G8 LEADERS SUPPORT THE FUND AND CALL FOR GREATER ATTENTION TO NEEDS OF WOMEN AND GIRLS
Author:
Bernard Rivers
Article Type:Article Number: 4
ABSTRACT G8 leaders have pledged to work with other donors to finance the Global Fund and to provide long-term predictable funding based on "ambitious but realistic demand-driven targets." They made a particular call for the Fund to have a "gender-sensitive response" and to ensure that "greater attention and appropriate resources are allocated [to] the needs of women and girls."
Leaders of the Group of Eight (G8) industrialized nations, in a communique issued on 8 June, pledged to work with other donors to finance the Global Fund and to provide long-term predictable funding based on “ambitious but realistic demand-driven targets.” They made a particular call for the Fund to have a “gender-sensitive response” and to ensure that “greater attention and appropriate resources are allocated [to] the needs of women and girls.”
The G8 agreed to provide more than $60 billion through the Fund, PEPFAR, and other channels to fight HIV/AIDS. British Prime Minister Tony Blair said, “It’s a deal between Africa and the developed world, and just as we have recommitted ourselves to substantial increases in support and help, so Africa has recommitted itself to its responsibilities as part of a partnership – proper governance against corruption, proper democracy and so on.”
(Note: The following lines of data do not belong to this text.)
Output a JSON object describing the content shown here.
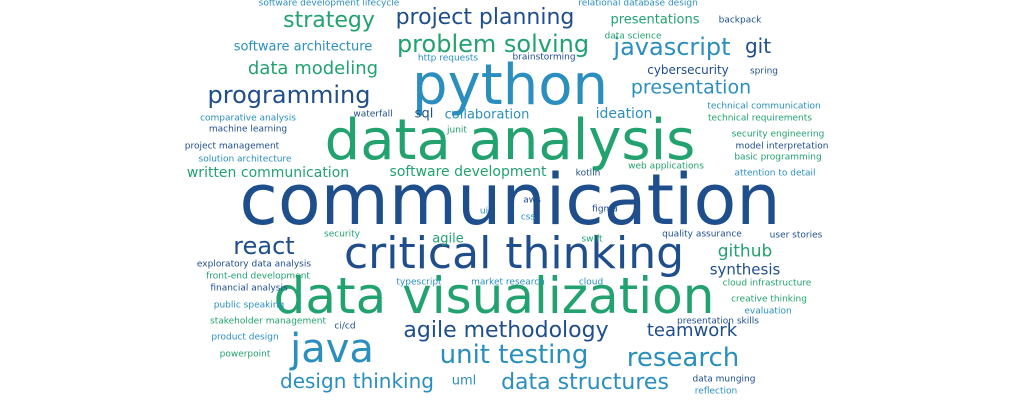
{
  "palette": {
    "navy": "#1f4e8c",
    "green": "#22a26f",
    "teal": "#2a8fbe",
    "sky": "#34a5c4"
  },
  "words": [
    {
      "text": "communication",
      "color": "#1f4e8c"
    },
    {
      "text": "data analysis",
      "color": "#22a26f"
    },
    {
      "text": "python",
      "color": "#2a8fbe"
    },
    {
      "text": "data visualization",
      "color": "#22a26f"
    },
    {
      "text": "critical thinking",
      "color": "#1f4e8c"
    },
    {
      "text": "java",
      "color": "#2a8fbe"
    },
    {
      "text": "unit testing",
      "color": "#2a8fbe"
    },
    {
      "text": "research",
      "color": "#2a8fbe"
    },
    {
      "text": "agile methodology",
      "color": "#1f4e8c"
    },
    {
      "text": "problem solving",
      "color": "#22a26f"
    },
    {
      "text": "programming",
      "color": "#1f4e8c"
    },
    {
      "text": "react",
      "color": "#1f4e8c"
    },
    {
      "text": "javascript",
      "color": "#2a8fbe"
    },
    {
      "text": "data structures",
      "color": "#2a8fbe"
    },
    {
      "text": "design thinking",
      "color": "#2a8fbe"
    },
    {
      "text": "strategy",
      "color": "#22a26f"
    },
    {
      "text": "project planning",
      "color": "#1f4e8c"
    },
    {
      "text": "presentation",
      "color": "#2a8fbe"
    },
    {
      "text": "data modeling",
      "color": "#22a26f"
    },
    {
      "text": "teamwork",
      "color": "#1f4e8c"
    },
    {
      "text": "git",
      "color": "#1f4e8c"
    },
    {
      "text": "github",
      "color": "#22a26f"
    },
    {
      "text": "synthesis",
      "color": "#1f4e8c"
    },
    {
      "text": "software development",
      "color": "#22a26f"
    },
    {
      "text": "written communication",
      "color": "#22a26f"
    },
    {
      "text": "collaboration",
      "color": "#2a8fbe"
    },
    {
      "text": "software architecture",
      "color": "#2a8fbe"
    },
    {
      "text": "ideation",
      "color": "#2a8fbe"
    },
    {
      "text": "presentations",
      "color": "#22a26f"
    },
    {
      "text": "cybersecurity",
      "color": "#1f4e8c"
    },
    {
      "text": "agile",
      "color": "#22a26f"
    },
    {
      "text": "sql",
      "color": "#1f4e8c"
    },
    {
      "text": "uml",
      "color": "#2a8fbe"
    },
    {
      "text": "software development lifecycle",
      "color": "#2a8fbe"
    },
    {
      "text": "relational database design",
      "color": "#2a8fbe"
    },
    {
      "text": "backpack",
      "color": "#1f4e8c"
    },
    {
      "text": "data science",
      "color": "#22a26f"
    },
    {
      "text": "http requests",
      "color": "#2a8fbe"
    },
    {
      "text": "brainstorming",
      "color": "#1f4e8c"
    },
    {
      "text": "spring",
      "color": "#1f4e8c"
    },
    {
      "text": "technical communication",
      "color": "#2a8fbe"
    },
    {
      "text": "technical requirements",
      "color": "#22a26f"
    },
    {
      "text": "waterfall",
      "color": "#1f4e8c"
    },
    {
      "text": "comparative analysis",
      "color": "#2a8fbe"
    },
    {
      "text": "machine learning",
      "color": "#1f4e8c"
    },
    {
      "text": "junit",
      "color": "#22a26f"
    },
    {
      "text": "security engineering",
      "color": "#22a26f"
    },
    {
      "text": "project management",
      "color": "#1f4e8c"
    },
    {
      "text": "model interpretation",
      "color": "#1f4e8c"
    },
    {
      "text": "solution architecture",
      "color": "#2a8fbe"
    },
    {
      "text": "basic programming",
      "color": "#22a26f"
    },
    {
      "text": "web applications",
      "color": "#22a26f"
    },
    {
      "text": "kotlin",
      "color": "#1f4e8c"
    },
    {
      "text": "attention to detail",
      "color": "#2a8fbe"
    },
    {
      "text": "aws",
      "color": "#1f4e8c"
    },
    {
      "text": "ui",
      "color": "#2a8fbe"
    },
    {
      "text": "css",
      "color": "#2a8fbe"
    },
    {
      "text": "figma",
      "color": "#1f4e8c"
    },
    {
      "text": "security",
      "color": "#22a26f"
    },
    {
      "text": "swift",
      "color": "#22a26f"
    },
    {
      "text": "quality assurance",
      "color": "#1f4e8c"
    },
    {
      "text": "user stories",
      "color": "#1f4e8c"
    },
    {
      "text": "exploratory data analysis",
      "color": "#1f4e8c"
    },
    {
      "text": "front-end development",
      "color": "#22a26f"
    },
    {
      "text": "typescript",
      "color": "#2a8fbe"
    },
    {
      "text": "market research",
      "color": "#2a8fbe"
    },
    {
      "text": "cloud",
      "color": "#2a8fbe"
    },
    {
      "text": "cloud infrastructure",
      "color": "#22a26f"
    },
    {
      "text": "financial analysis",
      "color": "#1f4e8c"
    },
    {
      "text": "creative thinking",
      "color": "#22a26f"
    },
    {
      "text": "public speaking",
      "color": "#2a8fbe"
    },
    {
      "text": "evaluation",
      "color": "#2a8fbe"
    },
    {
      "text": "stakeholder management",
      "color": "#22a26f"
    },
    {
      "text": "ci/cd",
      "color": "#1f4e8c"
    },
    {
      "text": "presentation skills",
      "color": "#1f4e8c"
    },
    {
      "text": "product design",
      "color": "#2a8fbe"
    },
    {
      "text": "powerpoint",
      "color": "#22a26f"
    },
    {
      "text": "data munging",
      "color": "#1f4e8c"
    },
    {
      "text": "reflection",
      "color": "#2a8fbe"
    }
  ]
}
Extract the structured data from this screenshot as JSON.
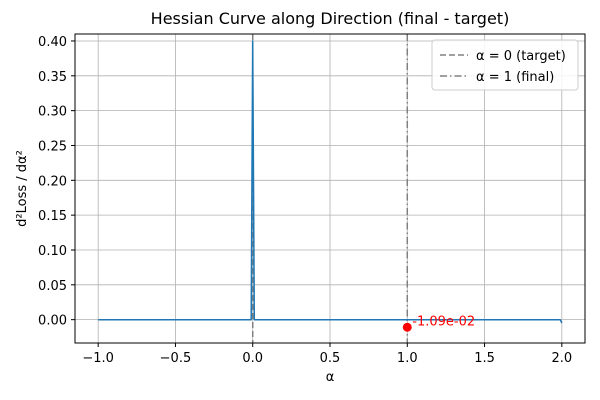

However, the $60 billion to fight HIV/AIDS was not a firm pledge, and the communique stated only that the money would be given “over the coming years.” Bono, HIV/AIDS advocate and lead singer of U2, said, “$60 billion sounds great, but that’s not earmarked for Africa, it’s a global figure and there’s no timeline. Even if their laudable commitment to put 5 million people on lifesaving drugs had a due date of 2010 – which it doesn’t – it would only be half their stated ambition of 2005. We are looking for accountable language and accountable numbers: we didn’t get them today.”
The G8 communique’s wording regarding the Global Fund was as follows:
“We recognize that the level of demand to the Global Fund to fight AIDS, Tuberculosis and Malaria (GFATM) will increase substantially in the future as has been projected by the GFATM Board. In this regard, noting the conclusions of the April meeting of the GFATM Board, which estimated an additional demand approximately of US$ 6 billion by 2010 which might possibly reach US$ 8 billion, G8 members pledge to work with other donors to replenish the GFATM and to provide long-term predictable funding based on ambitious, but realistic demand-driven targetsā¦
“Recognizing the growing feminization of the AIDS epidemic, the G8 in cooperation with partner governments support a gender-sensitive response by the GFATM, with the goal of ensuring that greater attention and appropriate resources are allocated by the Fund to HIV/AIDS prevention, treatment, and care that addresses the needs of women and girls. Coverage of prevention of mother to child transmission programs (PMTCT) currently stands at only 11%. In the overall context of scaling up towards the goal of universal access and strengthening of health systems we will contribute substantially with other donors to work towards the goal of providing universal coverage of PMTCT programs by 2010. The cost to reach this target, as estimated by UNICEF, is US$ 1.5 billion. The G8 together with other donors will work towards meeting the needed resources for paediatric treatments in the context of universal access, at a cost of US$ 1.8 billion till 2010, estimated by UNICEF. We will also scale up efforts to reduce the gaps, in the area of maternal and child health care and voluntary family planning, an estimated US$ 1.5 billion.”
Dr. Michel Kazatchkine, Executive Director of the Fund, responded with a statement saying, “This is a strong G8 agreement that makes it possible to defeat the pandemics of AIDS, TB and malaria. The endorsement by the G8 leaders of $6 to 8 billion per year for the Global Fund, a three-fold increase from the current level as part of their recommitment to universal access to treatment, is very good news.”